Artikel 3 Procedure tot intrekking

  • 1.

    Voordat besloten wordt de Omgevingsvergunning in te trekken, stelt het College de vergunninghouder in de gelegenheid zijn zienswijze binnen vier weken naar voren te brengen. De zienswijze kan schriftelijk of mondeling worden ingediend.

  • 2.

    De vergunninghouder krijgt niet de gelegenheid zijn zienswijze op het voornemen tot intrekking van de Omgevingsvergunning naar voren te brengen, indien er zich een situatie voordoet als bedoeld in artikel 4:11 van de Algemene wet bestuursrecht.

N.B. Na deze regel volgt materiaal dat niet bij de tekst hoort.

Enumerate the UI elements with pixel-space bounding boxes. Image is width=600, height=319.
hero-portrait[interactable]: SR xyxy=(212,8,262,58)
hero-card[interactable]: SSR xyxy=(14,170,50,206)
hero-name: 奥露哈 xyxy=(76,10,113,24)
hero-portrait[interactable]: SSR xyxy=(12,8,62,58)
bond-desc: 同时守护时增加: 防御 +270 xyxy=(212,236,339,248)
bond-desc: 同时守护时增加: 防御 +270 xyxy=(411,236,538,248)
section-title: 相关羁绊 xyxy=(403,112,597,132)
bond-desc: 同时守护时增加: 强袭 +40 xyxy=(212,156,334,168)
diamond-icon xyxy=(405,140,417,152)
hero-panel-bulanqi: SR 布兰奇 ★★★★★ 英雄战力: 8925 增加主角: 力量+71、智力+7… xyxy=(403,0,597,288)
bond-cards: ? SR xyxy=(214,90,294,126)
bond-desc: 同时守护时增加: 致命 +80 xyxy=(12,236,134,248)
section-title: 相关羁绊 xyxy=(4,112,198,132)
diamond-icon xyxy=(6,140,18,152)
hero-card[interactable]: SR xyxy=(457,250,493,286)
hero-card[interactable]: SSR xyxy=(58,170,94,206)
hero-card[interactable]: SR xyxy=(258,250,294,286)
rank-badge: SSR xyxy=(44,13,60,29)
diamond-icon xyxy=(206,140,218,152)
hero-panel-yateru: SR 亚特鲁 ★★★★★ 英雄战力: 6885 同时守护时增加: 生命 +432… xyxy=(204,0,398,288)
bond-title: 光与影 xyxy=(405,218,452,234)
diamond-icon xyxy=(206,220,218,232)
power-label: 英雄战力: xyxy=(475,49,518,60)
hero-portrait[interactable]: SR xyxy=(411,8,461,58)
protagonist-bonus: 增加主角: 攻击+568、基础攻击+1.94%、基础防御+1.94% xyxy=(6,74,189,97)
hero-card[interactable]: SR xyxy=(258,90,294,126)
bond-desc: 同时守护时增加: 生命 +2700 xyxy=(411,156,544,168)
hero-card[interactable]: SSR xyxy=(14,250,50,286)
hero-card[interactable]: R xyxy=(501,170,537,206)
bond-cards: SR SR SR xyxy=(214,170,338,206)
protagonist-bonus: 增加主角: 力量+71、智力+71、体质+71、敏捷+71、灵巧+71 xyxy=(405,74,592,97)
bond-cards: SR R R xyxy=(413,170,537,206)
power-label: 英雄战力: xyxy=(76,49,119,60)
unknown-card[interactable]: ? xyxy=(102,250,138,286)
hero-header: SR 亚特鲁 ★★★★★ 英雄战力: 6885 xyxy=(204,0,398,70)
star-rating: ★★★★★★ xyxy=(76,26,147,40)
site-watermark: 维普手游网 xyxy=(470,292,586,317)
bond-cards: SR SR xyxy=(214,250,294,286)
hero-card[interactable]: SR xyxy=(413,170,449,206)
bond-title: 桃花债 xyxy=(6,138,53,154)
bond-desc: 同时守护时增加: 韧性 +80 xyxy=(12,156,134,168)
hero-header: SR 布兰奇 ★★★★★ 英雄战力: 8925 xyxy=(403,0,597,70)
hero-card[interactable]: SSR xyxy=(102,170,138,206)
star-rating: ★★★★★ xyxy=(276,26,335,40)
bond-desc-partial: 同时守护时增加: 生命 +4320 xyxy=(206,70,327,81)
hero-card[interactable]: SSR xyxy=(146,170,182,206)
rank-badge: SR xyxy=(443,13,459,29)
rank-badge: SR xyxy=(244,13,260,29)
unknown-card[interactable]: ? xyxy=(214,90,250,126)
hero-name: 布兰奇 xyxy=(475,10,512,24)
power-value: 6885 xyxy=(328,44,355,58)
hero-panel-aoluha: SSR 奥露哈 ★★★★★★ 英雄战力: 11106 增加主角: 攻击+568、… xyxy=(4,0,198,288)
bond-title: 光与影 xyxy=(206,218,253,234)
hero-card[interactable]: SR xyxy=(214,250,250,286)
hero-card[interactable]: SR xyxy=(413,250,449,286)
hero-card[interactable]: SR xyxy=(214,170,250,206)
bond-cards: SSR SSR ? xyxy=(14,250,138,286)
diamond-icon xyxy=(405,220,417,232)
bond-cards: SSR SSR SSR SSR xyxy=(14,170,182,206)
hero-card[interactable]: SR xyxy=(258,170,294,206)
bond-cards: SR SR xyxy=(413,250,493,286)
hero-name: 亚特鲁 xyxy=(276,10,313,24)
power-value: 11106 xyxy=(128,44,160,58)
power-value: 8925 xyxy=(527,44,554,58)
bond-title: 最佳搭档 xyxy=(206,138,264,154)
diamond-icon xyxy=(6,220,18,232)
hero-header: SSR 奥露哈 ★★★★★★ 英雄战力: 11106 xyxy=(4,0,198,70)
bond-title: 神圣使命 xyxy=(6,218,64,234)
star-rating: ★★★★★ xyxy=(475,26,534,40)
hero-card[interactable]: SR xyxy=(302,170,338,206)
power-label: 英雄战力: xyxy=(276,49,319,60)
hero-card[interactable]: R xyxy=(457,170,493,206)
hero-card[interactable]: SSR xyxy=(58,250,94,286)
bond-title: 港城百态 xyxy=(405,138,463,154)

Artikel 4 Verlenging termijn

  • 1.

    Een ingebrachte zienswijze kan aanleiding geven de termijn van artikel 2 éénmalig te verlengen als:

    • a.

      de vergunninghouder met concrete documenten (zoals de geaccepteerde offerte van een bouwondernemer, facturen van bestelde bouwmaterialen en/of hiermee gelijk te stellen documenten) naar het oordeel van het College het starten/hervatten/doorgaan van/met de vergunde Activiteit(en) kan aantonen;

    • b.

      de vergunninghouder persoonlijke omstandigheden kan aanvoeren (zoals een sterfgeval in de familie of ziekte) welke naar het oordeel van het College aantoonbaar tot uitstel van de uitvoering van de vergunde activiteiten hebben geleid.

  • 2.

    De duur van de verlenging wordt bepaald naar redelijkheid en aan de hand van de omstandigheden van het concrete geval, maar bedraagt:

    • a.

      in gevallen als bedoeld in artikel 2, tweede lid maximaal 12 weken;

    • b.

      in gevallen als bedoeld in artikel 2, derde lid maximaal één jaar.

  • 3.

    Als een verlengde termijn ongebruikt is verstreken, wordt de Omgevingsvergunning ingetrokken.

Artikel 5 Reikwijdte

Deze beleidsregel heeft geen betrekking op de overige intrekkingsgronden van artikel 5.40, tweede lid van de Omgevingswet.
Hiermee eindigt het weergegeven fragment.